C & C ALWAYS welcome


----------



## itsjustbrandy (Aug 5, 2007)

Awwl ...  they are soo adorable!


----------



## sbranam (Aug 5, 2007)

how cute!


----------



## moonmoon (Aug 5, 2007)

so lovely//


----------



## Huskysibe (Aug 5, 2007)

Very nice, I love kid photography.

Billy


----------



## julz (Aug 5, 2007)

kids scare me but these photos are actually really cute


----------



## jstuedle (Aug 5, 2007)

julz said:


> kids scare me but these photos are actually really cute


Scare you? Nothing to be scared of, except maybe gnawed ankles, spilled grape goo on the carpet, ear splitting screams, and maybe a crushing, sticky hug or two. Kids are G-R-E-A-T, as long as they go home after the shoot/visit. But grandparents can say that. Happiness is seeing them come, and ecstasy is seeing them leave.


----------



## EJBPhoto (Aug 5, 2007)

These are very nice! I would love to give you CC but without knowing your settings (or did you take these with a p and s...?) I can't very well do that.  I notice some of the eyes look soft but I'm unsure what it is a result of... probably shooting too wide open?


----------



## hipsanndhearts (Aug 5, 2007)

Ooops, I definetly should have included that info!
I shoot with a Nikon D50, and these were taken with a 50mm, natural lighting


----------



## EJBPhoto (Aug 5, 2007)

Alright...aperture, shutter speed? It looks like maybe you should have closed up your aperture a little to get both of their eyes in focus.  In the third her right eye is on a slightly different plane and it looks a little OOF. Also, try to keep your pping consistent. The second one has a bad blue cast. Look at the white fence in the background to see that cast. Also, I can tell you used a flash.Was this your on camera flash?  It looks like you had plenty of light. Flashes are never flattering or natural looking to a subject.  Instead, use natural light and look for catch lights in your subjects eyes.  Sometimes it helps to wear a white shirt while shooting or use a reflector or have them face open sky (but not the sun...to avoid squinting).
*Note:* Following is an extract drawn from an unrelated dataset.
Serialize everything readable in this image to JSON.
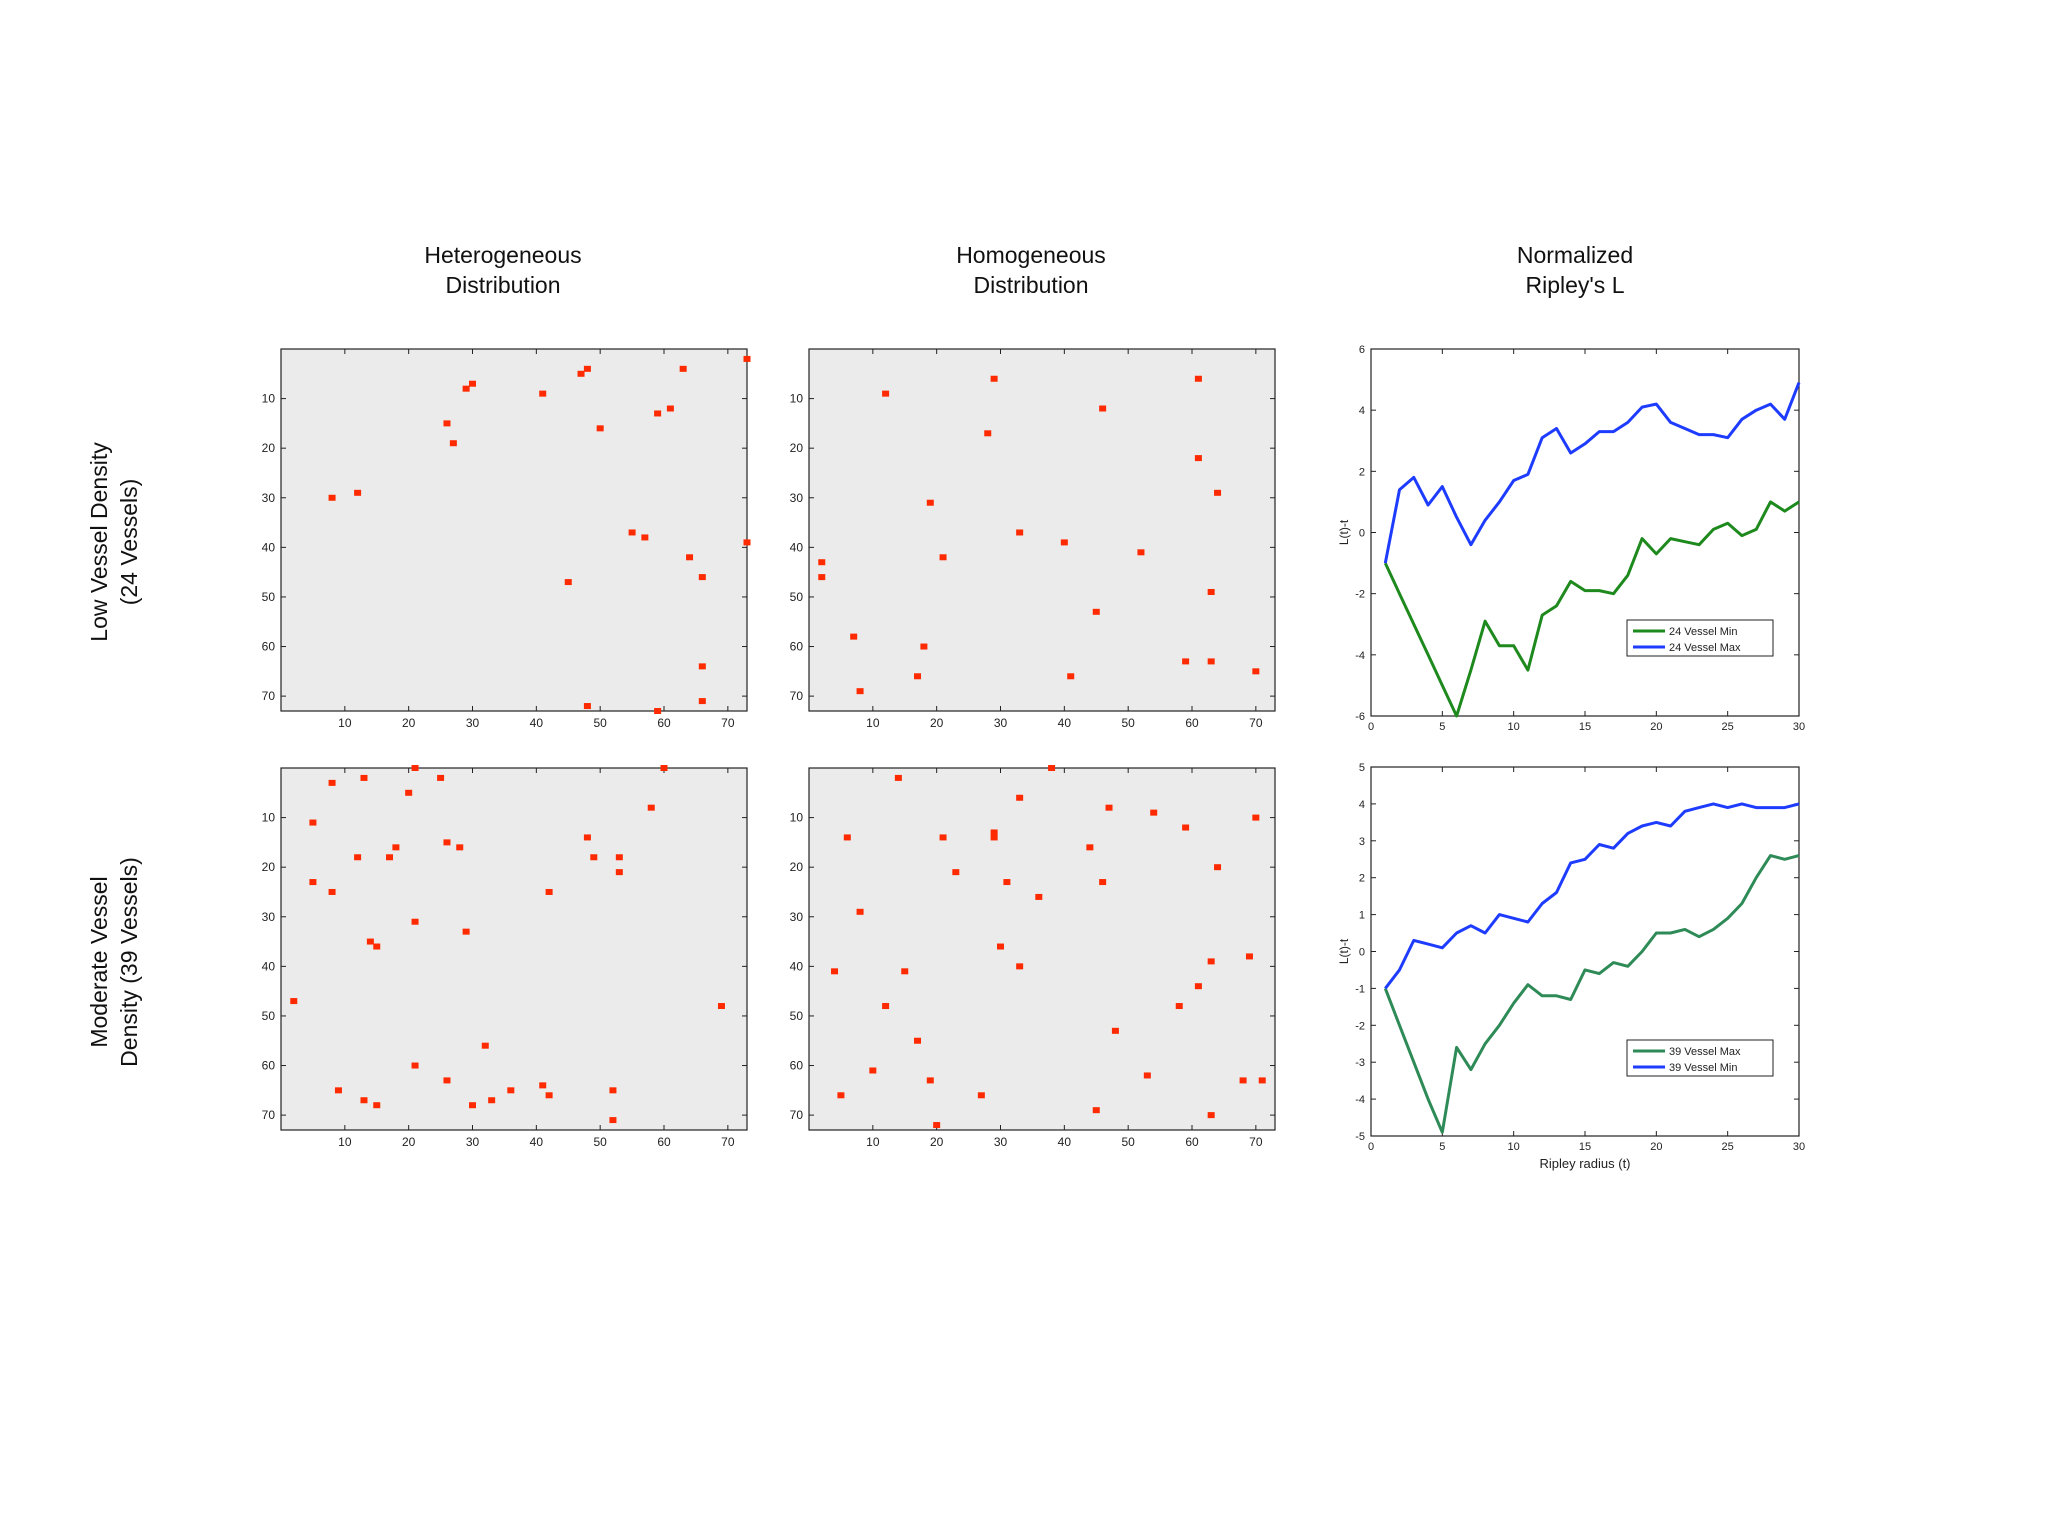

Four is my favorite   I like your compositions and you got great expressions.

Keep practicing!


----------



## hipsanndhearts (Aug 5, 2007)

Thank you SO much. That was very much appreciated & will definetly be used next time <3


----------



## EJBPhoto (Aug 5, 2007)

No problem   Hey, I'm about to send you a PM! Check it!


----------